On Equal Terms: Women in Construction 30 Years & Still Organizing |
In 1978, the federal government under President Jimmy Carter put forth timetables and goals aimed at increasing the number of women and minorities in the construction industry. The Department of Labor predicted that under the new federal guidelines, the percentage of women in the construction industry would grow exponentially, so much so that by the year 2000 a quarter of the total construction workforce would be women. On Equal Terms:Women in Construction 30 Years & Still Organizing | by Susan Eisenberg | Adams Gallery in David J. Sargent Hall, First Floor, Suffolk University Law School, 120 Tremont Street, Boston | 9 am-7 pm daily | through March 17, 2009 | 617-305-1782 |
The estimate was so far off base, it didn't even come close to reality. According to the US Bureau of Labor Statistics, the number of women in the construction and extraction industry in 2007 averaged out to a measly 2.7 percent. In Boston, the figures are even more dismal. A recent Transportation Equity Network study found that in 2006, the percentage of women in this city's construction industry equaled just one percent.
In order to shine some light on the inequality – as well as call attention to the strong, talented tradeswomen who wire this country's buildings, lay out piping systems, and fabricate metals – the local artist and poet Susan Eisenberg, herself a pioneering tradeswoman who came into the business in 1978, has unveiled On Equal Terms: Women in Construction 30 Years & Still Organizing at the Adams Gallery at Suffolk University. The exhibit features poetry, found materials, sculpture, audio, and photography and was previously on display at the Women's Studies Research Center gallery at Brandeis University, where Eisenberg is a visiting artist scholar.
On Equal Terms highlights how unaccommodating the construction industry has been towards women, then and now. One of the pieces, a life-size bathroom shack outfitted with crude, misogynistic graffiti, calls to mind the difficulties women have had in obtaining access to better bathroom facilities on the job. But the exhibit is not without its lighter moments, from an area where gallery goers can try on hard-hats in the mirror, to a collection of T-shirts from women's trade groups across the country. We chatted with the artist by phone last week about the contradictory nature of her exhibit as well as her own experience as a trailblazer in her industry during the Seventies.
Stella |
Much of the work you've done over the course of your career as a poet and artist has been to do with labor issues. Tell me about how you got on this tack.
I come out of the construction industry. I worked 15 years as an electrician on union job sites in this area. I came into the industry in 1978 at the beginning of affirmative action when there were high expectations that women would begin to enter the trades, and that the industry would change. That really didn't happen.
I was trained as a poet and did theater before I came into the trades. Understanding what that experience was through the arts was just something that was always part of what I did. So I had a chapbook come out when I graduated my [electrician's] apprenticeship. So that's sort of a role that I played and part of how I understood the experience for myself.
I myself can't imagine doing this kind of work. I quite like sitting in an office without risking bodily harm every day. What was it that attracted you to the trades?

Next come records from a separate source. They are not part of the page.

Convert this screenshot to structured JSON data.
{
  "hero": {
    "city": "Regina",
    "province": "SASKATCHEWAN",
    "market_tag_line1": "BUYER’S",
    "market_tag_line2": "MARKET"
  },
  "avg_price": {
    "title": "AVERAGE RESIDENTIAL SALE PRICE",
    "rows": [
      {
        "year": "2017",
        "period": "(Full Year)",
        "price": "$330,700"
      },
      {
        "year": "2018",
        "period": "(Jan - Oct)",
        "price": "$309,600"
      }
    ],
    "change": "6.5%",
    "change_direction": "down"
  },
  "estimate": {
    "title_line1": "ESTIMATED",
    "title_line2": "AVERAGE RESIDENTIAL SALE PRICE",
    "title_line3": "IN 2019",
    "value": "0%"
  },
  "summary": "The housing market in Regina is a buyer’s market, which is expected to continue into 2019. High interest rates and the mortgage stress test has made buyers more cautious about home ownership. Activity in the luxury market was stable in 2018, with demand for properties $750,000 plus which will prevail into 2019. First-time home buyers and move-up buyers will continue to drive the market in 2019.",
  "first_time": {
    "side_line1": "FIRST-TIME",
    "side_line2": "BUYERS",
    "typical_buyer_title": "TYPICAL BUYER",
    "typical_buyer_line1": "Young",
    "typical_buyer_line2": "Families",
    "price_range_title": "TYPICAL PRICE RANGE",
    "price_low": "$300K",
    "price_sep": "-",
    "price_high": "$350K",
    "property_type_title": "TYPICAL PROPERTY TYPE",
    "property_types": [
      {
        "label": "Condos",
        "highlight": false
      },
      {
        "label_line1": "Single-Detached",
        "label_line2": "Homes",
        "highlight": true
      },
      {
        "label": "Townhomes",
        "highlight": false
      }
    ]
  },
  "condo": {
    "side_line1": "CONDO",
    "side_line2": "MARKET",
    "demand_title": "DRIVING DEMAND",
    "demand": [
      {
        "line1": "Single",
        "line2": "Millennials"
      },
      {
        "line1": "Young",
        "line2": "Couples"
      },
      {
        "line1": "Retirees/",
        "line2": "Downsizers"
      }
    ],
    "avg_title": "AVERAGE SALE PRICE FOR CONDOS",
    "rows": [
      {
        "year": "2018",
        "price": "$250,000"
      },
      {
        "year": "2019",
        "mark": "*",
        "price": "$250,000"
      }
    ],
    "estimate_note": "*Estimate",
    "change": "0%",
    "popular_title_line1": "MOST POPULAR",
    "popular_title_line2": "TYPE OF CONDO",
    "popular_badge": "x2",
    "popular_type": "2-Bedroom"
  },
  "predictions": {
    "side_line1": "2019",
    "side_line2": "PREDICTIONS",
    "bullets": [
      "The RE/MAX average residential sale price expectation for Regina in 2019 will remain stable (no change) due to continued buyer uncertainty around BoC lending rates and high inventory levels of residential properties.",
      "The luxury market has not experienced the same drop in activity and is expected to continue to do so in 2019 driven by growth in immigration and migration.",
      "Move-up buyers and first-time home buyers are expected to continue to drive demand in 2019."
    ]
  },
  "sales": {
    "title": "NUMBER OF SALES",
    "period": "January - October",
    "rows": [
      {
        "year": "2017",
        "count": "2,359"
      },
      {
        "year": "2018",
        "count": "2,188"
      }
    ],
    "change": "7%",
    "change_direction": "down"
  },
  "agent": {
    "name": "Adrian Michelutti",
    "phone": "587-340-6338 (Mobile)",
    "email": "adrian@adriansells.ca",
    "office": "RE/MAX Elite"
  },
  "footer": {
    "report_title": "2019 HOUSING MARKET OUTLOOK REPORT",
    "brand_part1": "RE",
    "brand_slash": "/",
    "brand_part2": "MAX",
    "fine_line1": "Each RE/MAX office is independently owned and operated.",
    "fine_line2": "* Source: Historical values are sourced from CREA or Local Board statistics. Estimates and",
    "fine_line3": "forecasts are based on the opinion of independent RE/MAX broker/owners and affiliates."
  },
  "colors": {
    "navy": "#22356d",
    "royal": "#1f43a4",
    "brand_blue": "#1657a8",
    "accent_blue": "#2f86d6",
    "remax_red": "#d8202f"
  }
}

Well I think some of the reasons that I first got into it were incredibly naïve. One thing is I liked the idea of working outdoors, but you know in the winter that's really not that pleasant a thing to do. So it's somewhat how it looked to me on the outside. But one thing that I really understood much better from the inside was how much intelligence and creativity and ingenuity it takes from people who are on the ground on the construction site that makes buildings go up safely and looking right. I think there are a lot mistakes in the plans of architects and engineers that are corrected on the ground. I think that's not very well understood outside the industry, but it's certainly very clear when you're working on a jobsite.
Your current exhibit is calledOn Equal Terms: Women in Construction 30 Years & Still Organizing. What inspired you to put it together?

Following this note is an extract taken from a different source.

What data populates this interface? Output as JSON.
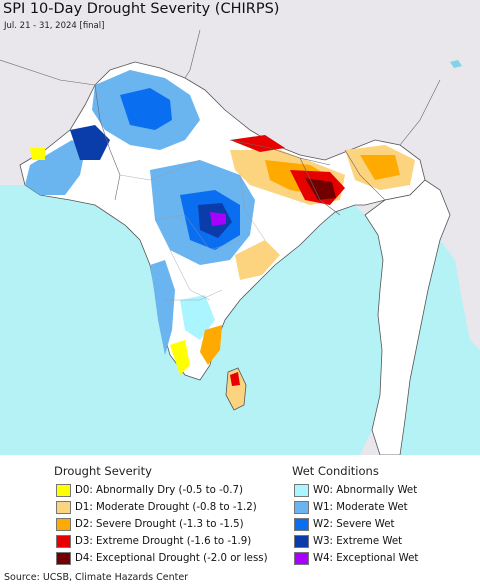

At a certain point it became clear that there was such a discrepancy between the numbers of women in the trades and what had been expected. One had to either explain this one of two ways. Women aren't interested or capable, which was the kind of official understanding. Or you had to say there must be some obstacles here that aren't being addressed. Which to me seemed more like what made sense from the stories that tradeswomen had.